Financial help is coming to movie theaters. Sunday night, Senator Majority Leader Mitch McConnell (R-KY) announced he and three other Congressional leaders agreed to a $900 billion COVID-related relief package. The package will include upwards of $15 billion in funding that is to be used to help keep movie theaters and other live entertainment venues afloat through the end of the pandemic. While the bill has not been passed, it is the first time McConnell and House Speaker Nancy Pelosi (D-CA) have agreed on a stimulus package since this spring when the $2.2 trillion CARES Act was first passed.
Though the text of the bill has yet to be made public, the package will also include another round of direct payments — this time totaling $600 per adult. It should be noted this second bill has yet to be voted on, though it's expected the House will take it up and pass it on Monday before it heads to the Senate.
In addition to the live entertainment and direct payments, the bill will also extend enhanced unemployment benefits for 11 weeks. It will also include $25 billion for rent payment assistance and will extend a temporary moratorium on evictions. $7 billion is also included to help increase broadband infrastructure and to provide internet access for low-income and unemployed workers so that they may be able to work from home.

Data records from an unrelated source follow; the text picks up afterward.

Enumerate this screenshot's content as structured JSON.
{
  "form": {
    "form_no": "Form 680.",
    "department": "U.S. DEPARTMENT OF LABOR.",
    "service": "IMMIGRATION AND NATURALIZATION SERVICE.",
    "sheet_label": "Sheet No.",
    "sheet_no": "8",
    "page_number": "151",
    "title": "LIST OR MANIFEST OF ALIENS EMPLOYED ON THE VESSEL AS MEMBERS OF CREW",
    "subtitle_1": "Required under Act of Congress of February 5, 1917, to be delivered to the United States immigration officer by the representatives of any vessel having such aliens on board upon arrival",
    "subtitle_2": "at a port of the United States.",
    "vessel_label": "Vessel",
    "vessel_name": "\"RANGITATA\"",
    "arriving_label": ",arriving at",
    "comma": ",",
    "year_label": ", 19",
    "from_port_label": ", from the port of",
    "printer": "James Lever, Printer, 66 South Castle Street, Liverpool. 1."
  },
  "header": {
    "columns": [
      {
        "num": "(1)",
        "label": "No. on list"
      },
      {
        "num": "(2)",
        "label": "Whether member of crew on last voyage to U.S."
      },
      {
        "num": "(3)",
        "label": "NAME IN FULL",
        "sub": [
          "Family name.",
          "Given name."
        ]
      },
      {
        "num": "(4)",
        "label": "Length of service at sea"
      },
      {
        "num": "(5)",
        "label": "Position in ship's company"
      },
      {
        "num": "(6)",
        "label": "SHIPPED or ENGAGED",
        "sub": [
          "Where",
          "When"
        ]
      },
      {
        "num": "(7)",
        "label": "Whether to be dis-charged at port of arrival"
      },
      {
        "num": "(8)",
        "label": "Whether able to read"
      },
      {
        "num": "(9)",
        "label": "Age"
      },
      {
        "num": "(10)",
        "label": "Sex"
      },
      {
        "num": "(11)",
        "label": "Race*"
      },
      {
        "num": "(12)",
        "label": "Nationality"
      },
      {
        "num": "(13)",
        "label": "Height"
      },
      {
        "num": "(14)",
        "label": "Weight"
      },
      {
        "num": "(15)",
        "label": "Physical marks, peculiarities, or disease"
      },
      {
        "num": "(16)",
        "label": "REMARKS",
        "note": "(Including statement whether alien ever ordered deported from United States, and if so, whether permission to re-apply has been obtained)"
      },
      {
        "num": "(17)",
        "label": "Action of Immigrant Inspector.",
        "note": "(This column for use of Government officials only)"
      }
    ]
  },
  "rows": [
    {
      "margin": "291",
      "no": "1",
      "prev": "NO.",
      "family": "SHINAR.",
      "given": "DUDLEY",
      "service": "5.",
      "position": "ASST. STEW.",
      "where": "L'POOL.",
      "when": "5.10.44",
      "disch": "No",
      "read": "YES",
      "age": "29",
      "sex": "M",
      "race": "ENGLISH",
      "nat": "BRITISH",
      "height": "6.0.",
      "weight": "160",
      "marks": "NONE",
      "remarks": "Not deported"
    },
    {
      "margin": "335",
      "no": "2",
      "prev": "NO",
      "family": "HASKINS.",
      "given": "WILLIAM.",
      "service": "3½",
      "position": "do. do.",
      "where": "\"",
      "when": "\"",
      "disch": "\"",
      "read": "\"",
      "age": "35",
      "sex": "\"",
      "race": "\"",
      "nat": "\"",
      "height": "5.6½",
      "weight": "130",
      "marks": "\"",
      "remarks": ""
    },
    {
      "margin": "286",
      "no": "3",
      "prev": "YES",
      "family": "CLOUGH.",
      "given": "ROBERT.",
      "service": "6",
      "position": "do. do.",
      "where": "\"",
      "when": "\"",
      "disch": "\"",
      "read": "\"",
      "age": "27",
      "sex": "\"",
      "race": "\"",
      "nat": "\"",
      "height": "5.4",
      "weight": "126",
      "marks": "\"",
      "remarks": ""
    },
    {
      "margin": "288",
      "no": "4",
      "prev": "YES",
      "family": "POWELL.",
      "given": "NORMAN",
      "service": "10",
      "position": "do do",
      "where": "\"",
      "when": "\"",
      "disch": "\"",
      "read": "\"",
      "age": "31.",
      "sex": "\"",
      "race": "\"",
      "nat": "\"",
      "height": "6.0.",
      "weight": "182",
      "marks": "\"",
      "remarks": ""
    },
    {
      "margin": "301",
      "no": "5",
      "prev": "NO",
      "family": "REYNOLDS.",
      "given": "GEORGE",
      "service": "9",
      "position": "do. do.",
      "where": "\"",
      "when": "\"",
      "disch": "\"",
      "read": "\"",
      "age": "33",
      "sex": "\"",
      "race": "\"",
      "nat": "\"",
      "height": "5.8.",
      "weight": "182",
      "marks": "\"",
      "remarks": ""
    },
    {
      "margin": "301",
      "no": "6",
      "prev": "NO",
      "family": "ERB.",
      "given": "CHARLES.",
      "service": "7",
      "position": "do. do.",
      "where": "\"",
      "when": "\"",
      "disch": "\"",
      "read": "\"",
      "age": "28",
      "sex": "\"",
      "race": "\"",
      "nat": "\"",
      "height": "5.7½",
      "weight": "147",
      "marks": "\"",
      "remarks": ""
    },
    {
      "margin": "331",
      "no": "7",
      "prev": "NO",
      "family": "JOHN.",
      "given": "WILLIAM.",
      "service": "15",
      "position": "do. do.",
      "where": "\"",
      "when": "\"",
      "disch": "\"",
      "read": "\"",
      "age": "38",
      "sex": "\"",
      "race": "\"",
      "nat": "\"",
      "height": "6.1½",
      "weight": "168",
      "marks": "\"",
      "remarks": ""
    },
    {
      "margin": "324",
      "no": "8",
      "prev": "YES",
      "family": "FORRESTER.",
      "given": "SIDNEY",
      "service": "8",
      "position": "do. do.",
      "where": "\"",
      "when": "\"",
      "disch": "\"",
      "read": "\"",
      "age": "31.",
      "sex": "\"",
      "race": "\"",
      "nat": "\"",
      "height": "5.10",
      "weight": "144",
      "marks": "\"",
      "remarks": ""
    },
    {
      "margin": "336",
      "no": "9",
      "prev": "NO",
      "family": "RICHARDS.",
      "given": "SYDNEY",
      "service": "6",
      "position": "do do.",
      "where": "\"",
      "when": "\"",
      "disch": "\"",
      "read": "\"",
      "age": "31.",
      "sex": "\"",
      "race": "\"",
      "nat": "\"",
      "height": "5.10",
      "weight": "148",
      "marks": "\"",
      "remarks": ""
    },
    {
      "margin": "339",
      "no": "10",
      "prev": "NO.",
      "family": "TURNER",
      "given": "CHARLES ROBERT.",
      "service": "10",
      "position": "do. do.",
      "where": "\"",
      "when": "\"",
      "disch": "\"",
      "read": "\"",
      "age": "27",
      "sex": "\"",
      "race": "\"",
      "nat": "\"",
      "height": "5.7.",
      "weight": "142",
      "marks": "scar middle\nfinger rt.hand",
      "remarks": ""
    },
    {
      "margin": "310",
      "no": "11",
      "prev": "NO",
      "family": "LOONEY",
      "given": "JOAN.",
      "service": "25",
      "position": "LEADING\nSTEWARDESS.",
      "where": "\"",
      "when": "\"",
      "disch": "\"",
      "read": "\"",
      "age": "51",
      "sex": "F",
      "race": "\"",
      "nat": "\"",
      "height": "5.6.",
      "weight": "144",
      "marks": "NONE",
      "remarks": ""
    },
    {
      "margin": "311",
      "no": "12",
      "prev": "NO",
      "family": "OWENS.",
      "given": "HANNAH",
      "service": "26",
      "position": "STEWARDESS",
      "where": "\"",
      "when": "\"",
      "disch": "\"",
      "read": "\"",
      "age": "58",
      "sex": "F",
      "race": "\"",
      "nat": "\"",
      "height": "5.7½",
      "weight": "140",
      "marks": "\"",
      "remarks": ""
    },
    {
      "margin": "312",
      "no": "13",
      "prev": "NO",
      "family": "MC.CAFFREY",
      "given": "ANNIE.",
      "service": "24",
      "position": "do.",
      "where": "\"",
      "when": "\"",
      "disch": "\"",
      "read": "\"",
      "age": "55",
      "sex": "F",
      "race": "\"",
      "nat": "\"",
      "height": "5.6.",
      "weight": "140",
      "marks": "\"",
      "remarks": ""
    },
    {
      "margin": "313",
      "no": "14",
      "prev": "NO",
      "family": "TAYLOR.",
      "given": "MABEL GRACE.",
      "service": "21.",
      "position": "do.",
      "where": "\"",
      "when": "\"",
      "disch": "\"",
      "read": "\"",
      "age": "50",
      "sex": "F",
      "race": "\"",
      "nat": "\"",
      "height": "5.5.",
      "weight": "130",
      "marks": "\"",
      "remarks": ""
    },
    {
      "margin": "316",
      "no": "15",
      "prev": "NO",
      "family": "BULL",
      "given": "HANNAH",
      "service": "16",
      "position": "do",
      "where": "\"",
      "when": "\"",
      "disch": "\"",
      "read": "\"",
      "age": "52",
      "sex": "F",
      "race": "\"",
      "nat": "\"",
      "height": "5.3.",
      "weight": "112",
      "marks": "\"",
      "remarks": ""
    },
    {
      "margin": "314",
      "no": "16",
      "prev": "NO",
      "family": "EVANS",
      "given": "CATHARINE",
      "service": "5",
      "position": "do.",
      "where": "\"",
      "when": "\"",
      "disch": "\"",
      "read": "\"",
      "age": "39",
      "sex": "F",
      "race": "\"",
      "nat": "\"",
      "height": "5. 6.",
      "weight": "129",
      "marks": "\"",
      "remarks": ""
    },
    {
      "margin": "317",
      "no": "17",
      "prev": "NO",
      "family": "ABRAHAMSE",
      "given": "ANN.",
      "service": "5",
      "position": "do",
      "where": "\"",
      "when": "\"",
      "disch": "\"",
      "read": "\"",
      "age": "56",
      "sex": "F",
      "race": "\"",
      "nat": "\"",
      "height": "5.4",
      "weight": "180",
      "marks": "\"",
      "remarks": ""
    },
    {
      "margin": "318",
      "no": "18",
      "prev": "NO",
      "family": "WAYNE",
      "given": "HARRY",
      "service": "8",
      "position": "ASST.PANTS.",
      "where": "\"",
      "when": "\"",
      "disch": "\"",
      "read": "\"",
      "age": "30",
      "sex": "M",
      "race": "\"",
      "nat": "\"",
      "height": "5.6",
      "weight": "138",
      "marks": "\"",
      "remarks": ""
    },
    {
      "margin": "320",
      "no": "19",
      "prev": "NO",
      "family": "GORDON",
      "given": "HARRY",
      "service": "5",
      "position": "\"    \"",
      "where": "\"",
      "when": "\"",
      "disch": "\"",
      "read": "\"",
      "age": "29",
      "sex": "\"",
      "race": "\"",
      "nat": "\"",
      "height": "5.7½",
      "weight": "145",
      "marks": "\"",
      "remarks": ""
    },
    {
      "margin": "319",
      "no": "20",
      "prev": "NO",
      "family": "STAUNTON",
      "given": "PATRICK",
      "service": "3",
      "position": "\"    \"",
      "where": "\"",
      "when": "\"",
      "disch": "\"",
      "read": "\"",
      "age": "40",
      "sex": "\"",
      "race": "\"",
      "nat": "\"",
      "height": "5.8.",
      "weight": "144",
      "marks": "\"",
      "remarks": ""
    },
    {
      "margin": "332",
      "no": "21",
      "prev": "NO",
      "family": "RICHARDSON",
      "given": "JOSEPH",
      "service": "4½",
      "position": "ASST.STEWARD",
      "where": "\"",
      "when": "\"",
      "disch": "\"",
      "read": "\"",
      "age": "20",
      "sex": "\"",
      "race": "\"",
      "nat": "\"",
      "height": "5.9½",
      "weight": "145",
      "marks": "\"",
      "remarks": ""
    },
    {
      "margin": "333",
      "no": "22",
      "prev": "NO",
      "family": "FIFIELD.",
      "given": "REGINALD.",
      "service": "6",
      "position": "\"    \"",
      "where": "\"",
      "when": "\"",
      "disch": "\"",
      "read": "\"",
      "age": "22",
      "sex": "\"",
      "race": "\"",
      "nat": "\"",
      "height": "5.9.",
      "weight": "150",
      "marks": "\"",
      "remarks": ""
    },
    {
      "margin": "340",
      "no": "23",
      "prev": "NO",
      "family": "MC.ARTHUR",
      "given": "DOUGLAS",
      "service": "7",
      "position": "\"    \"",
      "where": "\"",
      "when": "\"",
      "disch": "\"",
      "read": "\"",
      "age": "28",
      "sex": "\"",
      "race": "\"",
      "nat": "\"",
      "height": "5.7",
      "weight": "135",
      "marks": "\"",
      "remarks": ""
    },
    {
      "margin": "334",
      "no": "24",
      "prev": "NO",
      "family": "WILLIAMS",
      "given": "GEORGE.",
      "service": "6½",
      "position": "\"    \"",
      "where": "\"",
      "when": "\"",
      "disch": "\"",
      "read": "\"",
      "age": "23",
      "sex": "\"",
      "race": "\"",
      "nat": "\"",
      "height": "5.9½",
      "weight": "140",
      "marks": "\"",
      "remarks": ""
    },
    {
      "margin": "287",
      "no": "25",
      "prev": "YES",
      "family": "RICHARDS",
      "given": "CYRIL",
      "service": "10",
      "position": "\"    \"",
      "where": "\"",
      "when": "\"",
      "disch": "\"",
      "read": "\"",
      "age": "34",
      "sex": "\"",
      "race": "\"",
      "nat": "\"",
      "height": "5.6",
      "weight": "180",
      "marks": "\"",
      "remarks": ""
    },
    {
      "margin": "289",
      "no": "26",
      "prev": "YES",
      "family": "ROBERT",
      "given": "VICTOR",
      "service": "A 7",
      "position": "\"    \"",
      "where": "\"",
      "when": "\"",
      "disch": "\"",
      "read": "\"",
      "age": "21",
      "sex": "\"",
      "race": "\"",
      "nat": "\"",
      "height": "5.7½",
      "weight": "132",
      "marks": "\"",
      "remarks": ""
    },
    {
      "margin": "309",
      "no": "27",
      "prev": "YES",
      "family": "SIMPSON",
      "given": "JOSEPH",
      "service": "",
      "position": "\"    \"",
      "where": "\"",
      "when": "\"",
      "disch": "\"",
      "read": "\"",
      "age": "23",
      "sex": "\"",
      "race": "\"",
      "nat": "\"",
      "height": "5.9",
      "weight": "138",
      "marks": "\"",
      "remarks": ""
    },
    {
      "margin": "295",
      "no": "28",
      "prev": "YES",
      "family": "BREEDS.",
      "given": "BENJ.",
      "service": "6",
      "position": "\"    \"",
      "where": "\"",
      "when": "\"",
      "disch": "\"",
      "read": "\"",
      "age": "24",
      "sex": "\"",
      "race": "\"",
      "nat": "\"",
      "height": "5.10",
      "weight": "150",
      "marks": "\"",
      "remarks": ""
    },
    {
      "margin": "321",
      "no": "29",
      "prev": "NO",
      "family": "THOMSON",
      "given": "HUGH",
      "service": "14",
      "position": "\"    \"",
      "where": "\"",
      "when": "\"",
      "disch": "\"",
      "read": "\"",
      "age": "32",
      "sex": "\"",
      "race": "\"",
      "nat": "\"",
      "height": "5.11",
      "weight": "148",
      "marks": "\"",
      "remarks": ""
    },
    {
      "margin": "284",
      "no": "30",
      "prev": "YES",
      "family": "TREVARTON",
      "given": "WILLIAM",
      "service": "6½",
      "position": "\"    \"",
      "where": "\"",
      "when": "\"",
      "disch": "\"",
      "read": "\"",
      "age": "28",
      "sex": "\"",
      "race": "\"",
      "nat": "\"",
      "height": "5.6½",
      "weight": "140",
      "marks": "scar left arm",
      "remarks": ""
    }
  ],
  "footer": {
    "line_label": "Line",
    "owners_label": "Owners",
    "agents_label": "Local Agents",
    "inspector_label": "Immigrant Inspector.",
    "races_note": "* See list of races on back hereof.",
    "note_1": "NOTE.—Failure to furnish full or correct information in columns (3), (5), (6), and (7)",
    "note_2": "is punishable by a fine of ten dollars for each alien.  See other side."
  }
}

When the CARES Act was passed in March, the National Association of Theater Owners praised the passage, thanking Congress for providing additional funding at the time. Since then, Hollywood has been upended as studios and distributors place an enhanced focus on streaming products in case consumer confidence in theaters doesn't return anytime soon.
"We applaud the bipartisan agreement reached in the Senate today to provide relief to movie theaters their employees and so many other public-facing industries that have had to close their doors due to the COVID-19 pandemic," the group's statement read. "With this agreement, movie theaters can look forward with confidence to re-opening and once again serving their communities when this crisis has passed."
"With this aid, movie theaters can get through this crisis confident in being able to re-open, knowing their vital, trained workforce is able to weather this pandemic and have jobs waiting for them when it is safe to reopen," the statement added. "We are grateful for the work of Congress and the Administration and those, in and out of the entertainment industry who have supported our efforts on behalf of this industry that is so central to our culture and civic life. We look forward to its quick passage in the House and signature by the President."